Nicholas Kristof's New York Times Sunday column praised John Stott, who died last week. That was good. Kristof also used the death to attack his usual suspects, Pat Robertson and Jerry Falwell, and to praise liberal evangelicals Rich Cizik and Jim Wallis.
Stott, of course, was all about the gospel. He rightly didn't put politics first, and I'm tired of evangelicals who get more excited about politics than the gospel. I'm also tired of Wallis's Sojourners, which claims biblical warrant for welfare spending that helps posturing politicians but not the poor.
A year ago Sojourners was embarrassed when WORLD and others publicized its record of funding from George Soros, Barbra Streisand, and others who don't exactly have the gospel at heart. Nevertheless, Sojourners has been running down the field this year largely unopposed in its claim to represent evangelicals.

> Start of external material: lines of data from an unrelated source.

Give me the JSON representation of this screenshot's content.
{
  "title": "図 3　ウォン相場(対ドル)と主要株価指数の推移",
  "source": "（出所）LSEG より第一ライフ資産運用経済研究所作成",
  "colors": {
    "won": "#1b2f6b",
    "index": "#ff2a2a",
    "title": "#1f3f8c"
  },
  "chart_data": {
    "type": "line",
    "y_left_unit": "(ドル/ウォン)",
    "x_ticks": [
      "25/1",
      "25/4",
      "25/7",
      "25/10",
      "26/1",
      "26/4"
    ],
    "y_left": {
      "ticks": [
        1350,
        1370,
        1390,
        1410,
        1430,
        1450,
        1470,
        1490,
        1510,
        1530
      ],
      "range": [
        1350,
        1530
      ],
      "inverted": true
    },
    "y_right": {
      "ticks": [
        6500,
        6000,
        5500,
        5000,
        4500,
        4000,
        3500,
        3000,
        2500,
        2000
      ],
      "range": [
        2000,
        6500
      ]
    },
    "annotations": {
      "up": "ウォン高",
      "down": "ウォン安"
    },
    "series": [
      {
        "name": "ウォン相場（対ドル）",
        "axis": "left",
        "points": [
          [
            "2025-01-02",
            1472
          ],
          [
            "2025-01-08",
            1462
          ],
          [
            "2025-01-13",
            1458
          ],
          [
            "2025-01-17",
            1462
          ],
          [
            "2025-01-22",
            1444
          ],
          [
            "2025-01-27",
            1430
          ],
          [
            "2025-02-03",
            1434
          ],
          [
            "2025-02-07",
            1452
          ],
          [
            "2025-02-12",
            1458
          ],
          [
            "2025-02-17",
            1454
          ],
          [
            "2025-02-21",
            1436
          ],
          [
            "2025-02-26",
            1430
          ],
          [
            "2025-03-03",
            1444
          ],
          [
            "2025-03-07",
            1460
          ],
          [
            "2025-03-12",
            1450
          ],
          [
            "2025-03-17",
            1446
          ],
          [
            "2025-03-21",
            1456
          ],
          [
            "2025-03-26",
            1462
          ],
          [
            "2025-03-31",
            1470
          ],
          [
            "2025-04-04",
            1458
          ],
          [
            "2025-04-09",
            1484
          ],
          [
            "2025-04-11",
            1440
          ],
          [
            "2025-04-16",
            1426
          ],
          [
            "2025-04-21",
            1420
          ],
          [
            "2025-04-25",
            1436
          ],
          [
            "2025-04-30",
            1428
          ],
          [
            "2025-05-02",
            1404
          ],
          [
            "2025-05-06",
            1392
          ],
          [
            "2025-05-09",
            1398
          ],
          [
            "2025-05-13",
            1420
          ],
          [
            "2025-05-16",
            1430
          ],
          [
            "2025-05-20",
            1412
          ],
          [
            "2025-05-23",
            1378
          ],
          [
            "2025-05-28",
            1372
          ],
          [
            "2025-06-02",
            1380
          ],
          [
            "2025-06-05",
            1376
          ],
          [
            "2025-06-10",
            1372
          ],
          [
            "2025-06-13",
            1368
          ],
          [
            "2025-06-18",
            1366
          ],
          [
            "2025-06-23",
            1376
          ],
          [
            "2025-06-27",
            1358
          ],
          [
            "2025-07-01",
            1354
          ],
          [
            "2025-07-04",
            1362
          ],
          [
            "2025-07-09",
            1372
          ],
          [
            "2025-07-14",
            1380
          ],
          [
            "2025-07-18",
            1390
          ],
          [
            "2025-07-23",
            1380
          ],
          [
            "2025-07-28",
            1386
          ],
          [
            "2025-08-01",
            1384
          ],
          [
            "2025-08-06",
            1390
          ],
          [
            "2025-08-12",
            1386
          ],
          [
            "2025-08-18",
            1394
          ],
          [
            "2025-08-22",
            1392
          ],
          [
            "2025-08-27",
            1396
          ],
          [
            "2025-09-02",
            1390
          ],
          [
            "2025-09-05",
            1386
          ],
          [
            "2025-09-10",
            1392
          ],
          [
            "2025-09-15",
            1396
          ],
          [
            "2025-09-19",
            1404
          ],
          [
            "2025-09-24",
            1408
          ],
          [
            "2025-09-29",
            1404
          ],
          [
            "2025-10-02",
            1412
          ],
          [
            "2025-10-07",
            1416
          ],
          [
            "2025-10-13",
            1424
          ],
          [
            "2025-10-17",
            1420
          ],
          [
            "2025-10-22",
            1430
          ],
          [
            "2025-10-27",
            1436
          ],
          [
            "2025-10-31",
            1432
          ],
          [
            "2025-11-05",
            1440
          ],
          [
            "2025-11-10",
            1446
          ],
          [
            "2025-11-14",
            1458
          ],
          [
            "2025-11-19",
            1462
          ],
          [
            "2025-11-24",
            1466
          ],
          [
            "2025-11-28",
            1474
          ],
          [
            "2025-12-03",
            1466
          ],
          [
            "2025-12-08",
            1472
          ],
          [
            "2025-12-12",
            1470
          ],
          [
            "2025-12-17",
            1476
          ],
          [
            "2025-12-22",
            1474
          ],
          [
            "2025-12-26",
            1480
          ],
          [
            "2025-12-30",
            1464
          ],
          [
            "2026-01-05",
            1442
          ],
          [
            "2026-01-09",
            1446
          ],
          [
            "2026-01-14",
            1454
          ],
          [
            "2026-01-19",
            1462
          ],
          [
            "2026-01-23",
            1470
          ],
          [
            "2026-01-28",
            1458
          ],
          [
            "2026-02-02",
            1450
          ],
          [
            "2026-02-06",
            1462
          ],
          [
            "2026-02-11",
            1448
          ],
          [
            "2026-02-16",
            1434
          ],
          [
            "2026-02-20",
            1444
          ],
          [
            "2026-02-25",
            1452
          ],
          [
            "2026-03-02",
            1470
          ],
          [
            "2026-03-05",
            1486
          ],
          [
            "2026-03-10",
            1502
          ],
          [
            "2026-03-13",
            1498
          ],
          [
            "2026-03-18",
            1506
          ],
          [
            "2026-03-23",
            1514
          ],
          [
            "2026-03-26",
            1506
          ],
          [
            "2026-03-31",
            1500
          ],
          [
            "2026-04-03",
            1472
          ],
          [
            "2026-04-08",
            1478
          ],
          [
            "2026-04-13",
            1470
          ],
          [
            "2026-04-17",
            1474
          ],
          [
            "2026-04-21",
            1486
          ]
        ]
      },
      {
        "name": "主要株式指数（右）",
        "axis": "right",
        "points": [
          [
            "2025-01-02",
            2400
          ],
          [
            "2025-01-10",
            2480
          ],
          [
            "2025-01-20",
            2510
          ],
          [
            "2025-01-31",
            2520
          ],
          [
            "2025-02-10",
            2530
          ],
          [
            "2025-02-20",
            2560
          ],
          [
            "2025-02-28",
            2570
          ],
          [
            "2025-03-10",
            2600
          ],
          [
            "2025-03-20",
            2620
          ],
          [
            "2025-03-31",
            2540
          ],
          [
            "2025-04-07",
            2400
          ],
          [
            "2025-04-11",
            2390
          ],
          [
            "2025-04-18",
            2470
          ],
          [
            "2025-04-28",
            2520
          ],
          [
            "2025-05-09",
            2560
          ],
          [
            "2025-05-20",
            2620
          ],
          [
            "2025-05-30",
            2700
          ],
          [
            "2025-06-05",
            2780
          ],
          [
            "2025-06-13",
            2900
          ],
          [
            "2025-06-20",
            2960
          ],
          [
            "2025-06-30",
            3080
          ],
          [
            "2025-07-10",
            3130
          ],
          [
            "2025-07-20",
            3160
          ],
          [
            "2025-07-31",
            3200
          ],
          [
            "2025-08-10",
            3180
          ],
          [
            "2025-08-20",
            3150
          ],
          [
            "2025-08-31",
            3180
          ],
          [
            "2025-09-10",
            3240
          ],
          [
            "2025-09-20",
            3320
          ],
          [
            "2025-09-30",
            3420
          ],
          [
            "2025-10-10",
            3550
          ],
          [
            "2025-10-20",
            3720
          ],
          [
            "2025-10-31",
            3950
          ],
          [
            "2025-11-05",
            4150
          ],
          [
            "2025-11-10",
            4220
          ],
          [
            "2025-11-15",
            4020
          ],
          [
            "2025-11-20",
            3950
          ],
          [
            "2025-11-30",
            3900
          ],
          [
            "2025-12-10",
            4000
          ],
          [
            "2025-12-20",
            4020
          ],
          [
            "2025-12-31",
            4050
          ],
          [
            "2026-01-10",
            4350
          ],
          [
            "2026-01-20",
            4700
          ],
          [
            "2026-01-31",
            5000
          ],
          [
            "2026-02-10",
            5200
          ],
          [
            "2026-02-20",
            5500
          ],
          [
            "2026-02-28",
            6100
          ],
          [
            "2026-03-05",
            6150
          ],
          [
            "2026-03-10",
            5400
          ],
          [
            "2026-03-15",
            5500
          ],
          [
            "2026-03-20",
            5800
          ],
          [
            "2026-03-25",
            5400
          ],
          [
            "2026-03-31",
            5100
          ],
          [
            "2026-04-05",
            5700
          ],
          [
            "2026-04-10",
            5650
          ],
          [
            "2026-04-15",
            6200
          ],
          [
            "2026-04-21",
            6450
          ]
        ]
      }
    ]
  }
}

That's why I'm glad a new group, Christians for a Sustainable Economy (CASE), is today scheduled to send a letter to President Barack Obama that sets the record straight. (I signed it.) The letter states, "Although they claim to speak for 'the faith community,' it needs to be clear that Jim Wallis and the 'Circle of Protection' do not speak for all Christians. However laudable their intention, the consequence of their action is to provide a religious imprimatur for big government and sanctify federal welfare programs that are often ineffective-even counterproductive."
The letter continues, "We do not need to 'protect programs for the poor.' We need to protect the poor themselves. . . . We believe the poor of this generation and generations to come are best served by policies that promote economic freedom and growth, that encourage productivity and creativity in every able person, and that wisely steward our common resources for generations to come."
The CASE letter argues that skyrocketing federal debt is a moral problem, and notes that "all Americans-especially the poor-are best served by sustainable economic policies for a free and flourishing economy. When creativity and entrepreneurship are rewarded, the yield is an increase of productivity and generosity."